Berger kennt den Weg von der Lenbachstadt durch das Donaumoos Richtung Donau ganz genau, schließlich durchmaß er ihn drei Jahrzehnte lang nahezu täglich, um zur Arbeit als Richter am Neuburger Amtsgericht zu gelangen. Inzwischen ist einer der ersten „Landkreis-Kosmopoliten“ fast 70, Zweiter Bürgermeister von Schrobenhausen, immer noch gerne engagierter Zauberer, Vorsitzender des Theatervereins Schrobenhausen und in letzterer Eigenschaft ein bislang offenbar unentdecktes Vokaltalent. Der kunstsinnige Jurist und Kommunalpolitiker übernimmt beim außerplanmäßigen Gastspiel im Hofapothekenkeller das Gros der Gesangsparts, er lebt „seinen“ Kreisler spürbar mit jeder Silbe und Faser seines Körpers. Gleich zu Beginn im Jazztempel der Nachbarstadt kredenzt Berger den Ohrwurm per se, den sein Vorbild einst mit dem harmlos anmutenden Titel „Frühlingslied“ überschrieb, in dem es aber den armen Täubchen mithilfe von Arsen oder Zyankali, das liebevoll auf ein Scherzel Brot gestreut wird, an den Kragen geht. Alles hat der pensionierte Richter im Kopf, er braucht keine Vorlage, selbst das völlig abgedrehte englisch-deutsche Kauderwelsch von „Frikashta Sni“ sprudelt aus seinem Mund, als wärʼs sein eigenes Gedankenkonstrukt: „Dumbasso notorious and so to bed. A grish ban dish ban pitto pratto vodka. A rungaleiter gruppenweiter shut-up.“
Dass Kreisler aber nicht nur ein Gaudibursch mit sadistischen Neigungen war, sondern oft mit klugen politischen Texten den Finger in zeitlose Wunden legte, belegt unter anderem „Der Hund“, das 1976 entstand: „Am besten is, die Russen bleibn woʼs grad stehn. Und die Chinesen bleibn in China, dort isʼs schen! Denn so ein Kriag ist doch auf kaan Foll gsund. Mir kannʼs ja wurscht sein, aber sagnʼs, was macht mein Hund?“ Dass Georg Berger und seine singenden Mitstreiter Uwe Pojda, Helmut Fischer, Erwin Rabuser, Martha Trompler und Marianne Paul ihren Hang zu Detailversessenheit derart ausleben können, liegt auch an der Besetzung des Klavierparts. Mit dem Aichacher Arnold Fritzscher hat sich die Schrobenhausener Crew einen Pianisten geangelt, der die erst auf den zweiten Blick ziemlich fingerbrecherischen Kompositionen Kreisler auf dem Bösendorfer-Flügel ebenso emphatisch begleitend wie eigenständig virtuos interpretiert.
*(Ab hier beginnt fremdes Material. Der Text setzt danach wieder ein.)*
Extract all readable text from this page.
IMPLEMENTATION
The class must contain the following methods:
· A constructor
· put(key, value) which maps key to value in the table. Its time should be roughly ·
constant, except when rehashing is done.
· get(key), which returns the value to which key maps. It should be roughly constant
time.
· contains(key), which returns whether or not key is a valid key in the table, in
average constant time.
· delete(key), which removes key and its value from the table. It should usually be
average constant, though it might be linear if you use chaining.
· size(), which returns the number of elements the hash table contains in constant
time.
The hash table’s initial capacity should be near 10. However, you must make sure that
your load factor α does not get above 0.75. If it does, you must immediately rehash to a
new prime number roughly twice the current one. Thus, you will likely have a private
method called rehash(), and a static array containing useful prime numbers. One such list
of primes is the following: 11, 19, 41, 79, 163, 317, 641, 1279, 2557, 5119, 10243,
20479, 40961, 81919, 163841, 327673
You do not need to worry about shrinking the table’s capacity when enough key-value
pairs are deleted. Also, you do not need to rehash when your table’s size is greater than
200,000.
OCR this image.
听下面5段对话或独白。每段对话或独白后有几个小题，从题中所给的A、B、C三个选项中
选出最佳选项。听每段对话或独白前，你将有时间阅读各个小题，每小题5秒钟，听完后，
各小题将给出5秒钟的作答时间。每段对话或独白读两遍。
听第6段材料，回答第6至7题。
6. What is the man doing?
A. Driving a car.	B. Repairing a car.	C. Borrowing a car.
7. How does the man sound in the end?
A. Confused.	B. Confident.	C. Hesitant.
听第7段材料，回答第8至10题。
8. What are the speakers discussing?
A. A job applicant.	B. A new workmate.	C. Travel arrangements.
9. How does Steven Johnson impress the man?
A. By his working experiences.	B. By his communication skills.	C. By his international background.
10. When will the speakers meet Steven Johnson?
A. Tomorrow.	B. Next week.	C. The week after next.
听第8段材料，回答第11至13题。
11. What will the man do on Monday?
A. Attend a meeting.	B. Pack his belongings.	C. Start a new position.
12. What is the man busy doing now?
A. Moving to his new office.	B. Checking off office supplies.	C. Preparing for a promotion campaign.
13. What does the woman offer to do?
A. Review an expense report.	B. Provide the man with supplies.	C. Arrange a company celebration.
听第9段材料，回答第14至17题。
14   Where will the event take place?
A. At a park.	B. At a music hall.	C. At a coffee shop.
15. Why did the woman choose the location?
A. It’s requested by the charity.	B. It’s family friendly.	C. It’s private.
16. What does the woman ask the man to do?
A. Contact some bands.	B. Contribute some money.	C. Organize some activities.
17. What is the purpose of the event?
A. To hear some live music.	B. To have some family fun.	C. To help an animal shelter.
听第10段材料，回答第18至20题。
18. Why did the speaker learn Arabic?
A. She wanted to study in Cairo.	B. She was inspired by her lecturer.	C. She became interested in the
Und Berger und Co. haben sicht- und hörbar Spaß an ihrem Tun, setzen (was bei Kreisler wichtig ist!) fast überall die richtigen Betonungen, etwa im frotzeligen „Was für ein Ticker ist der Politiker“, bei dem der Chor unschuldig lächelnd fragt: „Ist er wirklich so vonnöten, wie er glaubt?“. Sie erwecken das Schmählied auf die Ruhrpott-Metropole „Gelsenkirchen“ noch einmal zu kohlebestäubtem Leben, besingen liebevoll den „Guden oiden Franz“, während Georg Berger die „Telefonbuchpolka“ mit all „seine Freind“ herunterrattert, die in Wien unter dem Buchstaben V zu finden sind: „Vondrak, Vortel, Viplaschil, Voytech, Vozzek, Vimladil, Viora, Vrabel, Vrtilek…“ Wie gesagt: Alles auswendig! Nicht nur dafür gibt es am Schluss langanhaltenden Applaus und völlig zurecht verdiente Bravo-Rufe!